At the same time, in line with its ambition to be Life-time Partner and with its commitment to sustainability, the Group is proud to implement a series of measures to support its employees, clients, distributors and communities. While these measures will have an impact on our cost base and results in the short term, the wellbeing and security of our stakeholders are an investment in our future together.

Awaiting greater clarity on the global economic situation, Generali estimates that the financial markets’ weakness and the consequences of the outbreak will adversely impact its 2020 net result, mostly due to impairments.


On 12 March, the Board of Directors of Generali established an Extraordinary International Fund of € 100 million to assist in the Covid-19 emergency and to support economic recovery efforts in the countries where the Group operates. The Fund also benefited from contributions from the Group’s employees. It helped with the health emergency in Italy according to the priorities agreed with the Italian National Health System and the Italian Civil Protection as well as with initiatives for customers, SMEs and their employees across the markets in which the Group operates.

In addition, the members of the Group Management Committee and other managers with strategic responsibilities decided voluntarily to reduce their fixed compensation by 20% starting in April 2020 and until year end, further increasing the Fund.

For further significant events that occurred during and after the period ended 31 March 2020, please refer to the press releases available at

The Manager in charge of preparing the company’s financial reports, Cristiano Borean, declares, pursuant to paragraph 2, article 154 bis of the Consolidated Law on Finance, that the accounting information in this press release corresponds to the document results, books and accounting entries.
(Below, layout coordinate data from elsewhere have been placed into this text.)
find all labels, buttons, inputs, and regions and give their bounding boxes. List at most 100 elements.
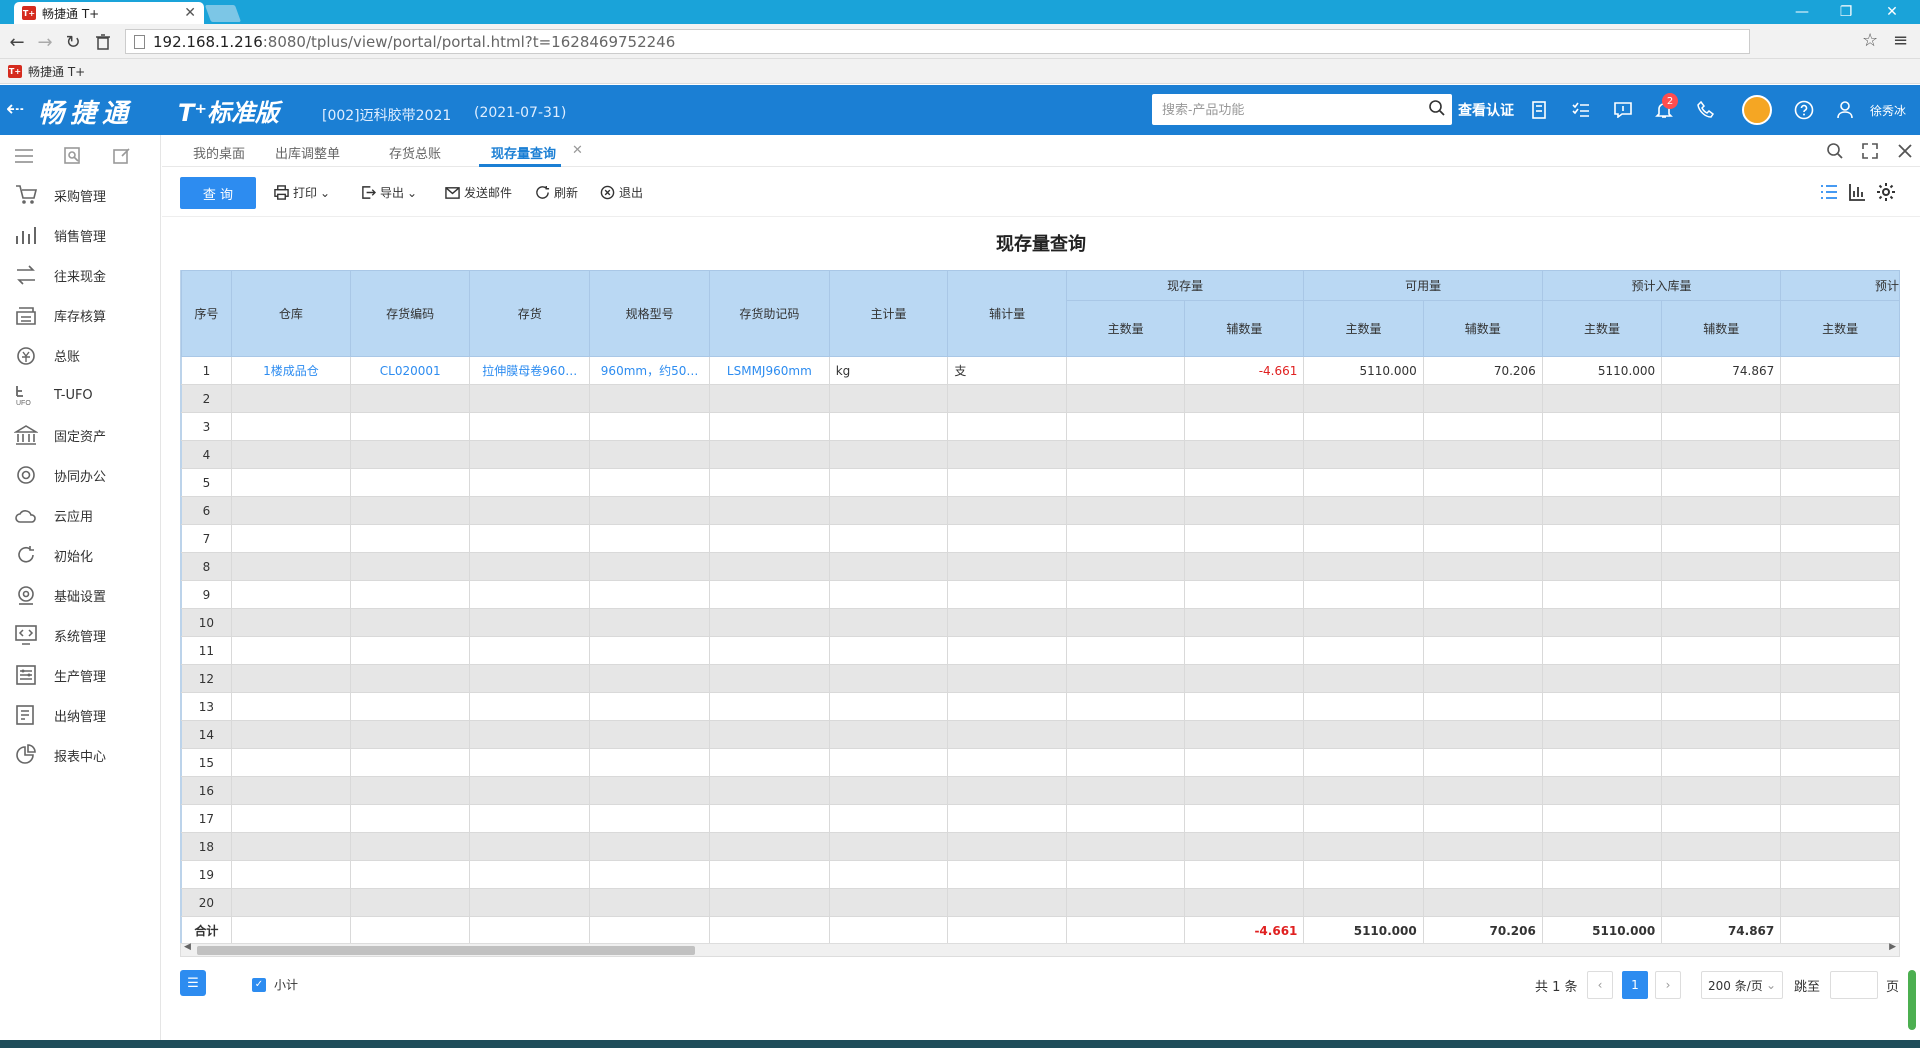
header-aux-unit[interactable]: 辅计量: [947, 270, 1067, 357]
sidebar-item-init[interactable]: 初始化: [0, 535, 160, 575]
close-window-icon[interactable]: ✕: [1872, 2, 1912, 22]
forward-icon[interactable]: →: [34, 31, 56, 53]
search-icon[interactable]: [1825, 141, 1845, 161]
search-doc-icon[interactable]: [63, 147, 83, 165]
query-button[interactable]: 查 询: [180, 177, 256, 209]
search-input[interactable]: [1162, 102, 1422, 117]
bookmark-item[interactable]: 畅捷通 T+: [28, 63, 85, 80]
jump-page-input[interactable]: [1830, 971, 1878, 999]
new-tab-button[interactable]: [204, 5, 242, 22]
table-row[interactable]: 13: [181, 692, 1900, 721]
header-main-qty[interactable]: 主数量: [1780, 300, 1900, 357]
page-number-button[interactable]: 1: [1622, 971, 1648, 999]
verify-link[interactable]: 查看认证: [1458, 100, 1514, 120]
sidebar-item-ledger[interactable]: 总账: [0, 335, 160, 375]
table-row[interactable]: 11: [181, 636, 1900, 665]
table-row[interactable]: 19: [181, 860, 1900, 889]
product-search[interactable]: [1152, 94, 1452, 125]
header-group-stock[interactable]: 现存量: [1065, 270, 1305, 301]
header-main-unit[interactable]: 主计量: [828, 270, 949, 357]
scroll-left-icon[interactable]: ◀: [184, 942, 191, 952]
browser-menu-icon[interactable]: ≡: [1893, 30, 1908, 51]
url-input[interactable]: 192.168.1.216:8080/tplus/view/portal/por…: [125, 29, 1750, 54]
vertical-scrollbar[interactable]: [1908, 970, 1916, 1030]
table-row[interactable]: 15: [181, 748, 1900, 777]
table-row[interactable]: 14: [181, 720, 1900, 749]
sidebar-item-cashier[interactable]: 出纳管理: [0, 695, 160, 735]
column-settings-icon[interactable]: ☰: [180, 970, 206, 996]
scroll-right-icon[interactable]: ▶: [1889, 942, 1896, 952]
trash-icon[interactable]: [92, 31, 114, 53]
exit-button[interactable]: 退出: [600, 184, 643, 201]
header-aux-qty[interactable]: 辅数量: [1184, 300, 1305, 357]
sidebar-item-system[interactable]: 系统管理: [0, 615, 160, 655]
close-icon[interactable]: [1895, 141, 1915, 161]
prev-page-button[interactable]: ‹: [1587, 971, 1613, 999]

On the basis of the information provided by the members of the Board of Statutory Auditors and of that available to the Company, the Board of Directors ascertained that professionalism, respectability and independence requirements laid down by law and applicable legislation are met by each member of the Board of Statutory Auditors and verified as well as the absence of any grounds for incompatibility or disqualification. The Board of Directors also took note, on the basis of the information provided by the Board of Statutory Auditors, that the the members of such corporate body meet the independence requirements laid down by the Corporate Governance Code.

The glossary and the description of alternative performance measures are available in the 2019 Annual Integrated Report and Consolidated Financial Statements of the Group.

1Changes in premiums, Life net inflows and PVNBP (present value of new business premiums) were presented in equivalent terms (at constant exchange rates and consolidation scope). Changes in the operating result, own investments and Life technical provisions excluded assets disposed of during the same period of comparison.
2This amount, after taxes, was € 75 million.
3The Financial Information at 31 March 2020 is not an Interim Financial Report according to the IAS 34 principle. 4Including also assets managed by Banca Generali and pension funds.
5The Financial Information at 31 March 2020 is not an Interim Financial Report according to the IAS 34 principle. Therefore, these impairments do not reflect a permanent change in the carrying value of these investments, which will be determined on 30 June, based on the asset values at that time.
6This amount, after taxes, was € 75 million.